Statement of the Case.

marshal's sale; that Greene died after the pretended purchase by him of the premises at the sale by Peabody; that on his death whatever right, title, or interest he had in and to the premises passed to and became vested in Mehitable B. Greene, his widow; William W. Crapo and Charles W. Clifford, as trustees of Robert B. Greene, Susan G. Page, Horatio N. Greene, and Francis B. Greene; and said Robert B. Greene, Susan G. Page, Horatio N. Greene, and Francis B. Greene, as the heirs at law or devisees of said David R. Greene, and was still so held by and vested in them; that such heirs at law or devisees are citizens of Massachusetts and of full age; and that E. A.Cummings, a citizen of Illinois, is the agent for the property, and collecting the rents for the heirs or devisees of Greene.

The new bill made as defendants the five persons who were defendants to the original bill, and also the widow, and the heirs or devisees above named of Greene, and their trustees, and Cummings, their agent. Its prayer was that the mortgage to Templeton might be declared void; that the deed from Peabody to Greene might be set aside as against the rights of the plaintiffs; that Greene, during his lifetime, and his heirs or devisees, and Cummings as their agent, might be decreed to be mortga gees in possession; that they and Peabody make full answer in the premises; that an account be taken; and that the plaintiffs be allowed to redeem on paying the amount found to be due.

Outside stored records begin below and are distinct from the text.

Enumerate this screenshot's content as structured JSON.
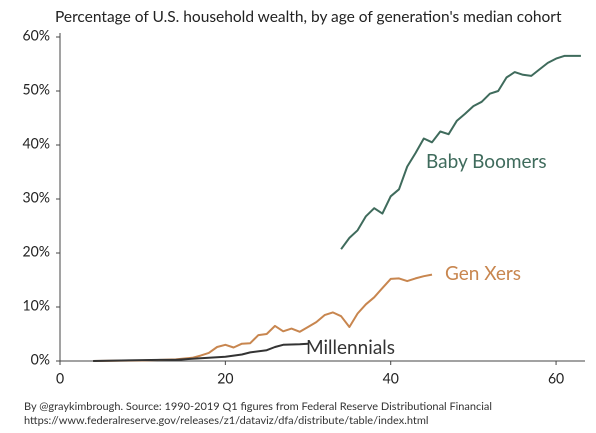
{
  "chart_data": {
    "type": "line",
    "title": "Percentage of U.S. household wealth, by age of generation's median cohort",
    "source": [
      "By @graykimbrough. Source: 1990-2019 Q1 figures from Federal Reserve Distributional Financial",
      "https://www.federalreserve.gov/releases/z1/dataviz/dfa/distribute/table/index.html"
    ],
    "xlim": [
      0,
      63.5
    ],
    "xticks": [
      0,
      20,
      40,
      60
    ],
    "ylim": [
      0,
      60
    ],
    "yticks": [
      {
        "value": 0,
        "label": "0%"
      },
      {
        "value": 10,
        "label": "10%"
      },
      {
        "value": 20,
        "label": "20%"
      },
      {
        "value": 30,
        "label": "30%"
      },
      {
        "value": 40,
        "label": "40%"
      },
      {
        "value": 50,
        "label": "50%"
      },
      {
        "value": 60,
        "label": "60%"
      }
    ],
    "grid": false,
    "series": [
      {
        "name": "Baby Boomers",
        "color": "#3f6b5c",
        "x": [
          34,
          35,
          36,
          37,
          38,
          39,
          40,
          41,
          42,
          43,
          44,
          45,
          46,
          47,
          48,
          49,
          50,
          51,
          52,
          53,
          54,
          55,
          56,
          57,
          58,
          59,
          60,
          61,
          62,
          63
        ],
        "values": [
          20.7,
          22.8,
          24.2,
          26.8,
          28.3,
          27.3,
          30.5,
          31.8,
          36,
          38.5,
          41.2,
          40.5,
          42.5,
          42,
          44.5,
          45.8,
          47.2,
          48,
          49.5,
          50,
          52.5,
          53.5,
          53,
          52.8,
          54,
          55.2,
          56,
          56.5,
          56.5,
          56.5
        ]
      },
      {
        "name": "Gen Xers",
        "color": "#c8864f",
        "x": [
          4,
          10,
          14,
          16,
          17,
          18,
          19,
          20,
          21,
          22,
          23,
          24,
          25,
          26,
          27,
          28,
          29,
          30,
          31,
          32,
          33,
          34,
          35,
          36,
          37,
          38,
          39,
          40,
          41,
          42,
          43,
          44,
          45
        ],
        "values": [
          0,
          0.1,
          0.3,
          0.6,
          1,
          1.5,
          2.6,
          3,
          2.5,
          3.2,
          3.3,
          4.8,
          5,
          6.5,
          5.5,
          6,
          5.4,
          6.3,
          7.2,
          8.5,
          9,
          8.3,
          6.3,
          8.8,
          10.5,
          11.8,
          13.5,
          15.2,
          15.3,
          14.8,
          15.3,
          15.7,
          16
        ]
      },
      {
        "name": "Millennials",
        "color": "#333333",
        "x": [
          4,
          12,
          14,
          16,
          18,
          20,
          22,
          23,
          25,
          26,
          27,
          29,
          30
        ],
        "values": [
          0,
          0.2,
          0.2,
          0.4,
          0.6,
          0.8,
          1.2,
          1.6,
          2,
          2.6,
          3,
          3.1,
          3.2
        ]
      }
    ]
  }
}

All the defendants, except Robertson and Templeton, entered an appearance in the suit on the 21st of November, 1881.

The plaintiffs, on the 15th of December, 1881, consented to the discharge of Robertson in bankruptcy.

On the 31st of December, 1881, all of the defendants who so appeared, except McAllister, put in an answer to the original bill and the amended and supplemental bill, denying all the allegations imputing fraud to the said defendants or to Greene in his lifetime, and claiming that the foreclosure proceedings by Greene and Peabody were had in good faith.

On the 6th of February, 1882, a replication to this answer was filed, and on the 6th of June, 1882, the cause was referred to a master, to take proofs and report them.